Description
5.7 R II
This route meanders up the right side of Cone. The line follows natural features that tend to dry out while the rest of the ledge is seeping, which makes this a great early season option.
p1: Start far right on the main wall. Easy face climbing gains a big low-angle corner crack. Follow the crack then exit left to a ledge and build an anchor on a protrusion at your feet.
p2: Head left and up past the dagger-like feature, using a tree to pull through if needed. Easy unprotected face climbing passes briefly through a couple of nice moves on a dihedral, then out left to a ledge with a cluster of pines. Belay off a tree on the left side of this ledge.
p3: Climb up the finger crack on the left end of the ledge. Continue to the obvious large roof and build a belay in the roof.
p4: Step right and pull up on amazing holds. Once through the roof, traverse right. There is a (small, bad) opportunity for gear as you begin the traverse. In any case, run it out into the corner system to your right. Your first decent gear is in this corner crack, and placing it requires some careful footwork on seepy rock or a big kick out right. After placing, move back onto the face and continue to the small but obvious belay stance under the next roof.

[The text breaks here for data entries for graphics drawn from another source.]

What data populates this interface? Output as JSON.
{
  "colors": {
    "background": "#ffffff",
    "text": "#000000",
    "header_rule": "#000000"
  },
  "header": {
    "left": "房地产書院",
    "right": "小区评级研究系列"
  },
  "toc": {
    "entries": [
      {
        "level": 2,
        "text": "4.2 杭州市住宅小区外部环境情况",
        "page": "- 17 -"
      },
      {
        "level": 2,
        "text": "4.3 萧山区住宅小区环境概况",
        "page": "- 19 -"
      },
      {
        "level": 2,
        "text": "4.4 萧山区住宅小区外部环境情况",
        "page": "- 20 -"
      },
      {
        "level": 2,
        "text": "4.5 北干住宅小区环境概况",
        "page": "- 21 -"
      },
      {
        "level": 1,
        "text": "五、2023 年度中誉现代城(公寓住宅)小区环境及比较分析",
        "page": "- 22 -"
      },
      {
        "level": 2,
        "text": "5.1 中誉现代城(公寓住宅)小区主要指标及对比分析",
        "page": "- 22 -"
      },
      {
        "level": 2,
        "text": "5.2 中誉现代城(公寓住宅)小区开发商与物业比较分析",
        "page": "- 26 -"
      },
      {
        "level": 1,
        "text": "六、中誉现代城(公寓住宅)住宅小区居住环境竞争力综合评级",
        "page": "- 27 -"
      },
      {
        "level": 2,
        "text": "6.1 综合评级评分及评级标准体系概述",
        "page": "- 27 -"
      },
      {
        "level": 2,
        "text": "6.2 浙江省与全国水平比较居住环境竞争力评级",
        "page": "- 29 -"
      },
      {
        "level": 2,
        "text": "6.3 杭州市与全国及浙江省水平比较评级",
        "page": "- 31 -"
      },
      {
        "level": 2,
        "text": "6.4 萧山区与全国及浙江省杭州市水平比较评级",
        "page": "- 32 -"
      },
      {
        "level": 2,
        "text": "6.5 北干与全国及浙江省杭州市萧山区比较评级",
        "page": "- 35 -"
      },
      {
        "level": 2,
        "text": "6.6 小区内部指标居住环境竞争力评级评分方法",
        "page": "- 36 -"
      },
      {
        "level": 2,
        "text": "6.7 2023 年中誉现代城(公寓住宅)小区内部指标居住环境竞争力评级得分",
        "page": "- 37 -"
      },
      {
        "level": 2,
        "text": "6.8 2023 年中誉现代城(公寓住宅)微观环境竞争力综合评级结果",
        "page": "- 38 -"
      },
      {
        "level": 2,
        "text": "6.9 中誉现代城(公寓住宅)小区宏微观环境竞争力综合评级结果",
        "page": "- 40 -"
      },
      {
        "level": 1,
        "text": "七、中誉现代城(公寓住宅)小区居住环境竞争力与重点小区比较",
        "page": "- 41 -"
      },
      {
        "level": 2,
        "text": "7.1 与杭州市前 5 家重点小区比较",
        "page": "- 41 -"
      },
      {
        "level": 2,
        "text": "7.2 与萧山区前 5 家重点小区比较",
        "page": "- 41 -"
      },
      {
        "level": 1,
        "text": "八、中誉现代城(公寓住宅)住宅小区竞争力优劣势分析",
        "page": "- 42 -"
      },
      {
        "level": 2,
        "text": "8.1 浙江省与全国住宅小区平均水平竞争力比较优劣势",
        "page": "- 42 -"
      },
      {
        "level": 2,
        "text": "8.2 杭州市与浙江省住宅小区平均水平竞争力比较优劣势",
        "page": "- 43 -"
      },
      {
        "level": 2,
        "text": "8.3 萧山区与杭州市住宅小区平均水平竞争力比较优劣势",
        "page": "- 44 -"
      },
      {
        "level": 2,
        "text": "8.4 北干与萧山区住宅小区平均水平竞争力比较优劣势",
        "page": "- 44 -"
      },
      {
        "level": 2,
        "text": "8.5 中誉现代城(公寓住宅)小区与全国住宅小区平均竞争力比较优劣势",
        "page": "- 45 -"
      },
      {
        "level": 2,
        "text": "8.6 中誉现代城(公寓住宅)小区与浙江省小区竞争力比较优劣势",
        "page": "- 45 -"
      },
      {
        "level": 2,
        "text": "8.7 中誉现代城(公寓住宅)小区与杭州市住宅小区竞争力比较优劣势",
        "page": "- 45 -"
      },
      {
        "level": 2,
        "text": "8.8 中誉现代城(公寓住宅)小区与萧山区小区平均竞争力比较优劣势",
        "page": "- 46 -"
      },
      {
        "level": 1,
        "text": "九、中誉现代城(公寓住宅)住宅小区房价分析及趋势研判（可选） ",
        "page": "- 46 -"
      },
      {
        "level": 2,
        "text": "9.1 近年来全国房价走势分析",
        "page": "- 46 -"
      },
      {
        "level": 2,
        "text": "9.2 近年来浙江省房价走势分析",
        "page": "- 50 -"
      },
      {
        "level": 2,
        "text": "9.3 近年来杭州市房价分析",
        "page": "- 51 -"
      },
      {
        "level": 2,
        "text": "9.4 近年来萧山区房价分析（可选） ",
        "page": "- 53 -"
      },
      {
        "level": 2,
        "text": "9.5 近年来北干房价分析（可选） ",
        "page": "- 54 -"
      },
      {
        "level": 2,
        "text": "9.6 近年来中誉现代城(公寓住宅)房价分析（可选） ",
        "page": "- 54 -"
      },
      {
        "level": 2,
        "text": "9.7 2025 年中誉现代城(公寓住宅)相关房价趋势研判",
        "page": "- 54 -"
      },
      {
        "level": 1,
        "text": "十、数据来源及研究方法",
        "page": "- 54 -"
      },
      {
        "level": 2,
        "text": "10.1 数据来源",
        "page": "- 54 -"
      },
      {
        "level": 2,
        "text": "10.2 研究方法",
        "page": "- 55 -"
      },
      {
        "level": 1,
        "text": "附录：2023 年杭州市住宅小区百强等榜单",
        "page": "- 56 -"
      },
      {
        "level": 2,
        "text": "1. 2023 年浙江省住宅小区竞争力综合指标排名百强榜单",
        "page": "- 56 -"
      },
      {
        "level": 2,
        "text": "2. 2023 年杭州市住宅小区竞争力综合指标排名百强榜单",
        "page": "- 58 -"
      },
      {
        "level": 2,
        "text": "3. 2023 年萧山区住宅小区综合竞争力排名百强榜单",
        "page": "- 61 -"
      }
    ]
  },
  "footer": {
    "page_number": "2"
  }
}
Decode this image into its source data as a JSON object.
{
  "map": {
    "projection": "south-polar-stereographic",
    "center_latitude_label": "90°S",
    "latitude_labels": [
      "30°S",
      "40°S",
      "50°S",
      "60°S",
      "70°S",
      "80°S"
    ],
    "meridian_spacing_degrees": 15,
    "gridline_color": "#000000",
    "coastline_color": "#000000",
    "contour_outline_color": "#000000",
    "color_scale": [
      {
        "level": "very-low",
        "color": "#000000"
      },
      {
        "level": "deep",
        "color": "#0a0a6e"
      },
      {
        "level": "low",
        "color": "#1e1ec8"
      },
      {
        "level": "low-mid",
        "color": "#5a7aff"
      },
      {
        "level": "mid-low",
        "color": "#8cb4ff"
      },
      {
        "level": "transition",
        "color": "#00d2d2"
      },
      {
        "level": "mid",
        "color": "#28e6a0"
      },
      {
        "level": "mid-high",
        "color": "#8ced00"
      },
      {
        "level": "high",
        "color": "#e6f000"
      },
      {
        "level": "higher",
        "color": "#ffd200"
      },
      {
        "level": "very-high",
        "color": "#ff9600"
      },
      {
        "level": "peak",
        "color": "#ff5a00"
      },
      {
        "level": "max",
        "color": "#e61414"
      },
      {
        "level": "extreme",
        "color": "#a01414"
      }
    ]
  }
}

p5: There are several potential options through the roof, and you're probably best off with whatever is most dry. We went straight up. Enjoy some fun easy climbing through flakes and features, then continue slightly left through a half pitch of quintessential cone climbing: very dirty, very low angle, very easy, and very run-out. Belay from a tree at the top of the ledge.
Some additional notes:
- The follower will take a ride if they fall at the crux on P4. Both the leader and the follower should be comfortable with the grade and safety rating before launching into that pitch.
- The 3rd and 4th pitches can be linked. This may be a better approach, both for efficiency and also because a fall at the crux of p4 is likely result in pulled gear and a factor two onto the p3 anchor.
Location
Rightmost side of the main ledge. Do some dirty scrambling along the base until you find the big low angle corner crack.
You can see Murphy's a few dozen feet to your left from the p3 belay, which is the leftmost frontier of this climb. This route might cross and/or follow Love to Hate It for a half pitch or so, but that route description could describe two or three different lines, so it's hard to say.
Protection
Standard rack of nuts and cams. A #4 and a .1 are nice to have.